FAIR: As Ford Downsizes Its Workforce, Bush Plans to Downsize Work
WASHINGTON, Jan. 24, 2006 -- The American worker is caught between outsourcing jobs and importing foreign workers, and no one in Washington is standing up for them. As 55,000 Ford workers join 50,000 General Motors workers facing the prospect of finding new jobs, the Bush administration is pushing a new foreign guestworker plan to import workers, the Democrat leadership is pursuing increased immigration, and organized labor is disintegrating, with a growing number of unions focused on organizing immigrant workers rather than defending American jobs.
Here are some sobering facts to consider as President Bush gears up for an all-out effort to increase the number of foreign guest workers admitted to this country:
* According to the government, there are about 7.4 million unemployed Americans, who will soon be joined by about 55,000 former auto workers. * These official unemployment statistics do not reflect the full picture. Millions more American workers have dropped out of the labor force entirely, or are working at jobs that pay a fraction of what they used to make. * Every net new job created by the U.S. economy since 2000 has been filled by a newly arriving immigrant, and about half of those by illegal immigrants. Thus, the modest job growth over the past five years has not benefited American workers. * While the jobs being cut in the latest round of layoffs by the auto companies paid as much as $30 an hour, the new jobs are being taken by illegal worker earning about $300 a week. * The percentage of full-time workers enjoying employer-provided health insurance is steadily falling.
"The image of an industry that practically invented the middle class worker is crumbling before our eyes, while the president puts out a 'Help Wanted' ad for millions of low wage workers," observed Dan Stein, president of FAIR. "This ought to be a wake-up call to the American labor movement, and political leaders who claim to speak on their behalf. We are rapidly approaching the point of no return for the middle class in America, as we export high wage jobs and import low wage workers," said Stein.
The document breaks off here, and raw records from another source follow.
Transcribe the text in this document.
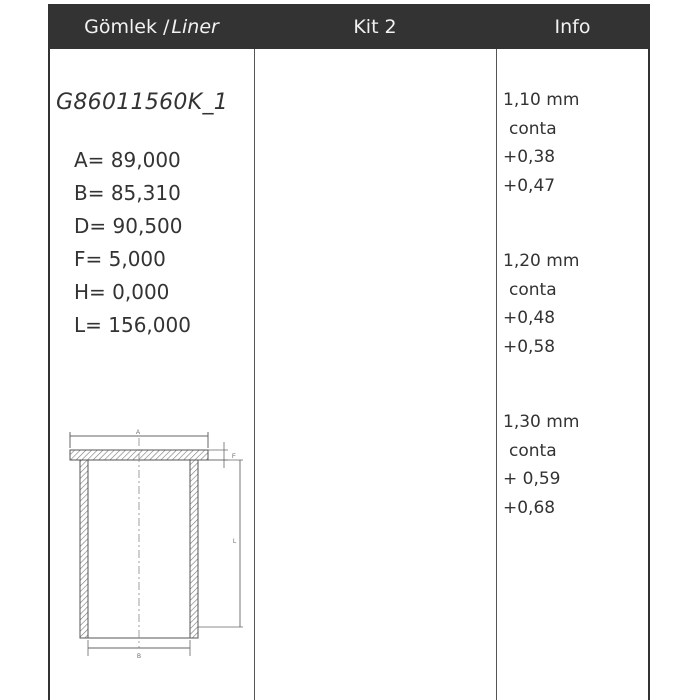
Gömlek / Liner	Kit 2	Info
G86011560K_1
A= 89,000
B= 85,310
D= 90,500
F= 5,000
H= 0,000
L= 156,000
1,10 mm
conta
+0,38
+0,47
1,20 mm
conta
+0,48
+0,58
1,30 mm
conta
+ 0,59
+0,68
A
F
L
B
"While the American worker agonizes over where the next paycheck will come from, and whether it will support a family, the administration and the Senate try to pass new laws to increase the giveaway of American jobs to foreign workers," observed Dan Stein, president of FAIR. "The irrelevance of the American labor movement will be permanently fixed in the mind of American workers if it fails to act in defense of American jobs for American workers. The breakaway unions that are focused on organizing immigrant workers, most of them illegal entrants, are not only destroying the union movement, they are selling out American workers."